All There is to Know About the Interment of Cremated Remains

Interment refers to the burying or placement of cremated remains in a memorial space dedicated for the purpose. Some of the most common areas to inter ashes include:

  • Cemeteries
  • Memorial gardens
  • Urn gardens
  • Columbariums

Why should interment be considered? Some religious practices, including Catholicism, discourage the scattering of ashes and promote that church members inter the ashes instead. There is a belief that the separation of the body separates the soul. Families also choose interment so they can visit their loved one and have a place of significance to visit and honor the departed.

It’s important to note that scattering ashes and interring them are two different things. Interment involves permanent (or at least long term) burial or display. As such, the regulations governing scattering and interment are slightly different.

Many people still want their final disposition to include interment in a cemetery, and cemeteries typically have spaces dedicated for interring ashes. They include:

A traditional burial or family plot – Some cemeteries offer standard plots to people who still prefer cremation. Because cremation urns take up much less space, though, the cemetery may allow multiple urns in a single plot. This is ideal for people looking for a family plot.

If you’re considering interment in a cemetery, you’ll need to lease a burial plot as if you were burying an intact body. Plot leases are available for many years and give the owner permission to use that location for interment purposes.

A headstone is placed with the buried urn, as is custom in cemeteries.

An urn garden – Some cemeteries dedicate areas just for burying urns. Called urn gardens, these areas consist of smaller plots designed to accommodate the smaller space that urns take up. Urn gardens are often beautifully landscaped, but there may be additional rules regarding what headstones can be placed with an urn.

Columbariums – Columbariums are above-ground interment spaces, built into a small mausoleum-like structure. Columbariums are typically part of a larger cemetery and vary greatly in design and layout. Some are placed alongside urn gardens and burial areas, while others have their own dedicated building. In every case, columbarium spaces are leased like burial plots, allowing for long-term interment. Some spaces are large enough to take multiple urns, so they can be used by entire families.

Memorial gardens are also popular interment spots and are similar to cemeteries in what they offer. You’ll find traditional plots, columbariums and urn gardens here, but instead of a headstone, your loved one’s remains will be accompanied with a flat, engraved marker instead of a headstone.

Ashes Can Also be Interred on Private Property, with Permission

If you wish to inter the ashes on private property, the rules are similar to those regarding scattering. You must have written permission from the property owner if you do not own the land yourself.

In most states, you do not require permission to bury the urn if you are the property owner. In fact, some people bury a loved one’s urn in their own yard. However, if you do bury the urn on your own property, you’ll need to either remove the urn if you sell the property, or alert the new property owners of the urn’s presence. It may be impossible to visit your loved one’s remains in the future if you do sell the property, so keep that in mind.
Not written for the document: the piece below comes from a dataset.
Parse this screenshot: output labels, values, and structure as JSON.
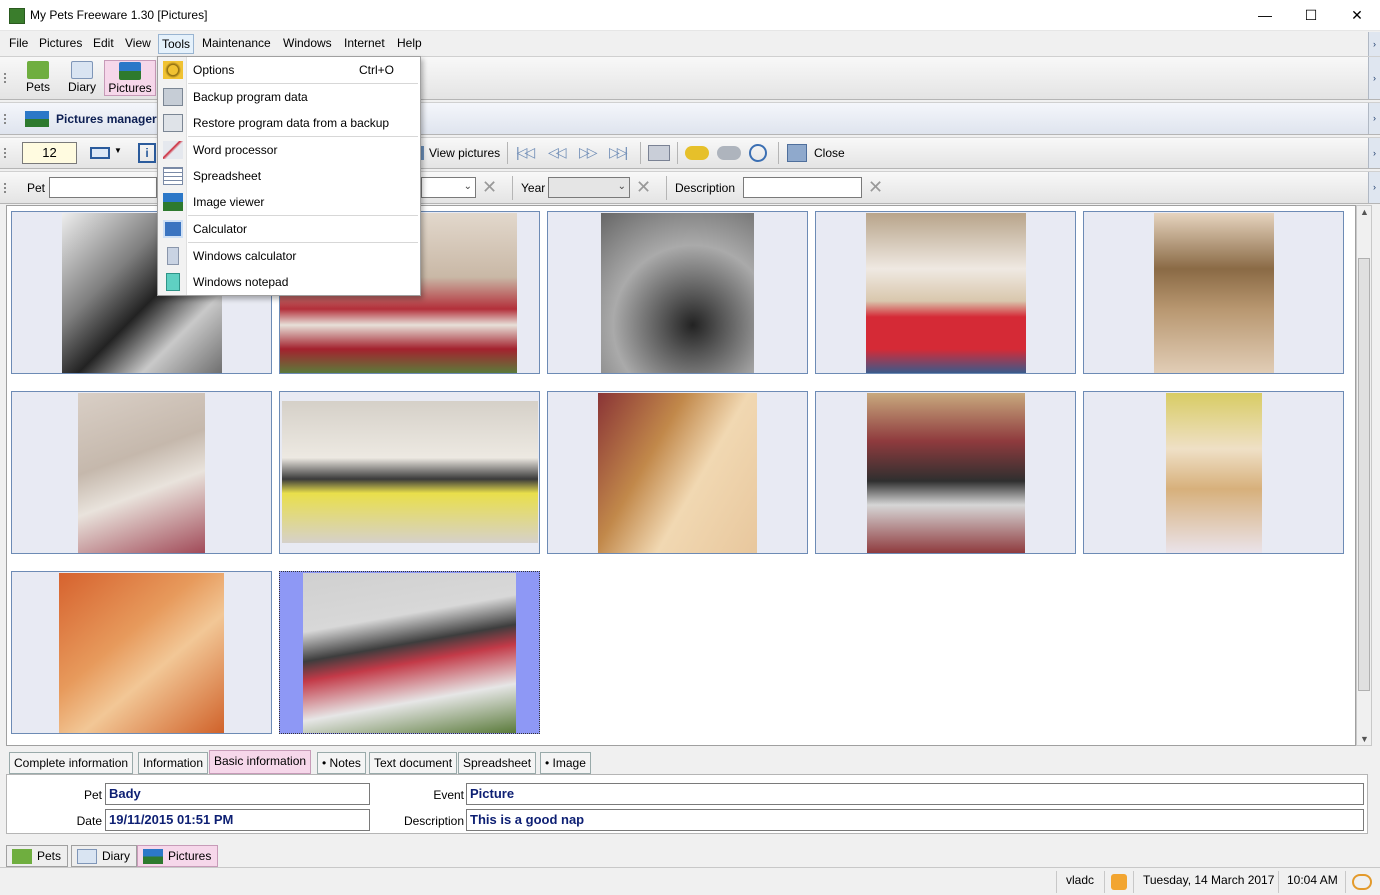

If you choose to bury the urn yourself, ensure it is buried at least 3 feet deep, with a bit of space on either side. This will keep the surrounding soil from shifting and possibly exposing the urn.

Picking the Right Urn for
Interring Ashes

Whether you opt for a cemetery plot, columbarium or a piece of private land, you’ll need an urn to hold the ashes. The type of urn you’ll need depends on where it will be interred. Options include:

  • Stone and metal urns – Urns made from stone and metal are durable and ideal for long-term interment underground. There are many types of durable urns, including urns made from granite, marble, stainless steel, brass, and pewter. Again, there are plenty of options, and these urns can also be used for display in columbariums or inside the home.

  • Biodegradable urns – Biodegradable urns are made from wood or other materials designed to break down in the soil. They’re the choice for people who want a green form of disposition. Once buried, biodegradable urns decompose within a few weeks, allowing the remains to rejoin the earth.

  • Ornamental urns – Ornamental urns are decorative and intended for display purposes. They are appropriate for columbariums or for a mantel and come in a variety of colors and designs. Decorative urns are typically made from ceramic and metals, and they can be used to memorialize the deceased without underground interment.

You Can Include a Memorial
Service When Interring Ashes

With cremation, memorial services can be arranged with complete flexibility. This includes arranging an interment service, where friends and family can gather, much like a funeral. In fact, some families opt for both funeral services and interment services.

Depending on where the service is held, it may include a religious ceremony along with readings, eulogies and other acts of remembrance. Loved ones have the opportunity to offer a few words and mourn together, so an interment service can be an act of closure for loved ones.

Interring Your Loved One's Ashes Can be an Important Part of the Healing Process

Many people find that interring a loved one’s ashes helps the grieving process. With a place to visit, it can be a comfort knowing that your loved one isn’t forgotten.

Fortunately, the process for interring ashes isn’t complicated, either. You can pre-plan and pre-pay for the process, or you can choose to inter the ashes years after cremation. A cremation service provider can help you with the process and recommend locations for interring ashes.